The three of us exchanged closing pleasantries, and with another round of handshakes, said and waved our goodbyes and the conversation was over.

Beforehand, had I been asked how such an encounter might go, I fear I would have over analysed it and predicted a much more complicated affair than what transpired. He can’t hear me, he won’t understand me. I don’t know sign language, I won’t understand him. What can I do to make it easier? I don’t want it to be awkward for either of us.

The reality is that the conversation was no more difficult or time-consuming than any other conversation I have had in the middle of the street with anyone else. It ebbed naturally and flowed perfectly. All the right pauses were present in all the right places. Each of us fully understood what the other was saying. To quote the great Billy Hoyle, we could all hear Jimi’. The truth is I have found myself stuck for far longer and in far more soul-destroying conversations in the past with people (supposedly ‘more’ abled) who had no barriers to understanding to put the blame on.

On the walk back to the office my dad commented on what a nice guy Joel seemed and that he didn’t know that he was deaf before today. I explained to him the extent of Joel’s deafness and that I was blown away with how smooth and ordinary the conversation had been. My dad was noticeably less whelmed (and rightly so). He hadn’t approached Joel’s deafness as a problem, barrier, obstacle or otherwise.
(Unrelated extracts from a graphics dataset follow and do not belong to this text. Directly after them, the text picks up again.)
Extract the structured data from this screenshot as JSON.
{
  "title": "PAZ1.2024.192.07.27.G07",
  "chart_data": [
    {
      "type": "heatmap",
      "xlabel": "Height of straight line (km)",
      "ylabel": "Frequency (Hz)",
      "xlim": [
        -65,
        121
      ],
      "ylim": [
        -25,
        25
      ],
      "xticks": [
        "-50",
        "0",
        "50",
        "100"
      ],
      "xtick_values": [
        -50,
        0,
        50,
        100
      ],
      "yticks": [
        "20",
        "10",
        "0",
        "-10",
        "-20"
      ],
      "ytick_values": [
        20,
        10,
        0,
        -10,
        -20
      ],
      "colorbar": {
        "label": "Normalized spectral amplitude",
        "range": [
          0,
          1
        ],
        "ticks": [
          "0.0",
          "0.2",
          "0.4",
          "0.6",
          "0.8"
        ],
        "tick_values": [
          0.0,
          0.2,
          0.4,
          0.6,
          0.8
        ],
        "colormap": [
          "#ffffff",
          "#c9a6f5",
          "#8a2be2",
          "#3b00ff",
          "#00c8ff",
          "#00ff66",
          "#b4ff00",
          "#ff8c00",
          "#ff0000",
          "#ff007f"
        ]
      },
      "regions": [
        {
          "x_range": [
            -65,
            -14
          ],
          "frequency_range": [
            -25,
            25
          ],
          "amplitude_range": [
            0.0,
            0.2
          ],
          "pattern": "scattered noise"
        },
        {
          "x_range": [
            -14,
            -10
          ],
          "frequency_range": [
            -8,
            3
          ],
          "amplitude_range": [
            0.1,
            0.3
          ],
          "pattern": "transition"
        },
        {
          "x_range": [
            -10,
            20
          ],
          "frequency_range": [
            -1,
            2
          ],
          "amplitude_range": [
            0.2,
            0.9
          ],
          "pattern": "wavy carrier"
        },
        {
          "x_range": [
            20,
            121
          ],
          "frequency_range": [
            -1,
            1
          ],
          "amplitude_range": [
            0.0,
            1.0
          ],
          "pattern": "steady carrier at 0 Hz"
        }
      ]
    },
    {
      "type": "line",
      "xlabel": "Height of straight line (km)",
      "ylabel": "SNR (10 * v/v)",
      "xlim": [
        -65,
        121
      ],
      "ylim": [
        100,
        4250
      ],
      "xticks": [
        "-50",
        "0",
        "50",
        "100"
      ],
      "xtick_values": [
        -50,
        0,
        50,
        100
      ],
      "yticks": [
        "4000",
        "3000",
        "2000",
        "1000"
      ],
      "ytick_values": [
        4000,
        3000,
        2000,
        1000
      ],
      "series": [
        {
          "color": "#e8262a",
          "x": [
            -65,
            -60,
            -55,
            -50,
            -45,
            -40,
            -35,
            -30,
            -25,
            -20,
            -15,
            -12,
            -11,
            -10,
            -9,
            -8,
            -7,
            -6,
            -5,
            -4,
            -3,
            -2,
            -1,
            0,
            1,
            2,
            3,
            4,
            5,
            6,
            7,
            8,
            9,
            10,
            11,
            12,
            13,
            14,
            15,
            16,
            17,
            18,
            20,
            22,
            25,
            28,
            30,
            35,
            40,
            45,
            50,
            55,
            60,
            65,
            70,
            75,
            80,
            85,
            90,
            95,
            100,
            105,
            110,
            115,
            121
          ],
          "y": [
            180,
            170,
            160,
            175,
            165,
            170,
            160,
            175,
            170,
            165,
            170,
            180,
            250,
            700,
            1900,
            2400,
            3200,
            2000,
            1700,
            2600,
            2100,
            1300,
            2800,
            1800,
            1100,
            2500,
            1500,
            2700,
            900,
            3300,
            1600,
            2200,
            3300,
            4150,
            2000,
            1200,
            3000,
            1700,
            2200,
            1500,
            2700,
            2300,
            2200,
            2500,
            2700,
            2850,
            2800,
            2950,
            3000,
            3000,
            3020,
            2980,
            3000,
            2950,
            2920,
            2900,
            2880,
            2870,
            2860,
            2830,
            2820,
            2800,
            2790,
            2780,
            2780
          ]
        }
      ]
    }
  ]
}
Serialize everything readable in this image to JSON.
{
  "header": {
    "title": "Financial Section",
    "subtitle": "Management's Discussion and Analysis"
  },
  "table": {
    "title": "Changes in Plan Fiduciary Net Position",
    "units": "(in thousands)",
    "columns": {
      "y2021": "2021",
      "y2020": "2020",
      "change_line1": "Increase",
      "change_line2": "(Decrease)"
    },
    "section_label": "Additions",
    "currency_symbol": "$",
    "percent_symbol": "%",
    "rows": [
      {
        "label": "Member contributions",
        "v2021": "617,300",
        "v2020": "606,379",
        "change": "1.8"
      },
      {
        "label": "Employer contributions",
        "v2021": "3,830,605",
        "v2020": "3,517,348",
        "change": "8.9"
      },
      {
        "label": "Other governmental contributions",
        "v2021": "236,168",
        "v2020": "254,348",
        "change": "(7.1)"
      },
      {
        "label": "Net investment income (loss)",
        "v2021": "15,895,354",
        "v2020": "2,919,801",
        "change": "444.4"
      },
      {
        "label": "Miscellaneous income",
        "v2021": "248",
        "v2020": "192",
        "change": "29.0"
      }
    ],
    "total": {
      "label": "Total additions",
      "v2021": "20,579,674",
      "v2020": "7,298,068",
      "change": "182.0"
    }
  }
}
When I asked him to explain he said this:

He’s deaf Boab, not daft.

And he was right.

In my surprise at how smoothly things had gone, I had made a mistake. I assumed that a communication problem was akin to an understanding problem. It isn’t.


By becoming more and more used to the mindset of - seek out a problem, destroy the problem, repeat, there are times when (if we are honest with ourselves) the ‘problems’ we identify and deal with aren’t even problems at all. Often, we focus on these problems, these barriers, these obstacles, these glass differences and try to dance around them. Almost as if to prove how much we care or how clever we can be in our solutions. Too much time and effort is spent on labelling them and discussing them and consequently, they are given more respect than they deserve.


Who cares that he is deaf? No one.


What difference did it make to the experience? None.


Why does it matter? As far as I am concerned the above conversation serves as proof that, in the nicest and most inclusive way possible, it doesn’t.


We should save the dancing and creative effort for the things that need it most. For the real problems which do need clever and innovative solutions. Time should be spent first on doing the things which make the biggest difference. Spent first on taking things that are bad, and which don’t work, and making them good. Prioritising real problems. Not spent focussing on, or worse, creating problems that aren't actually there. Not spent on taking OK things and making them more OK.

Being mindful of our limitations, both as individuals and as part of the groups we belong to is important. There is no doubt that it helps us empathise with others and be more considerate as to how they live and feel. But we shouldn’t be threatened or bullied by these limitations, perceived or otherwise. In fact, I would go as far as to say that where possible we should see straight through them. Level the screed by withholding judgment. Embrace our differences by ignoring them.


A person’s limitations and their worth have no correlation when it comes to communicating. Everyone is entitled to the same level of respect in conversation, civil, polite and professional alike.


Inclusivity is to be championed for sure, but for its benefits. Shared cultures, wide-ranging perspectives, diverse skill sets, personal growth, increased productivity etc. Not just for inclusivity’s own sake, that's for the birds.


The sense of value and worth that comes from being in a good team is when you know you are there because of your merits, not the pity of your limits.


We would rather earn it than be given it. I don’t know anyone who would say otherwise, however limited they may be, and in that sense, we are all the same.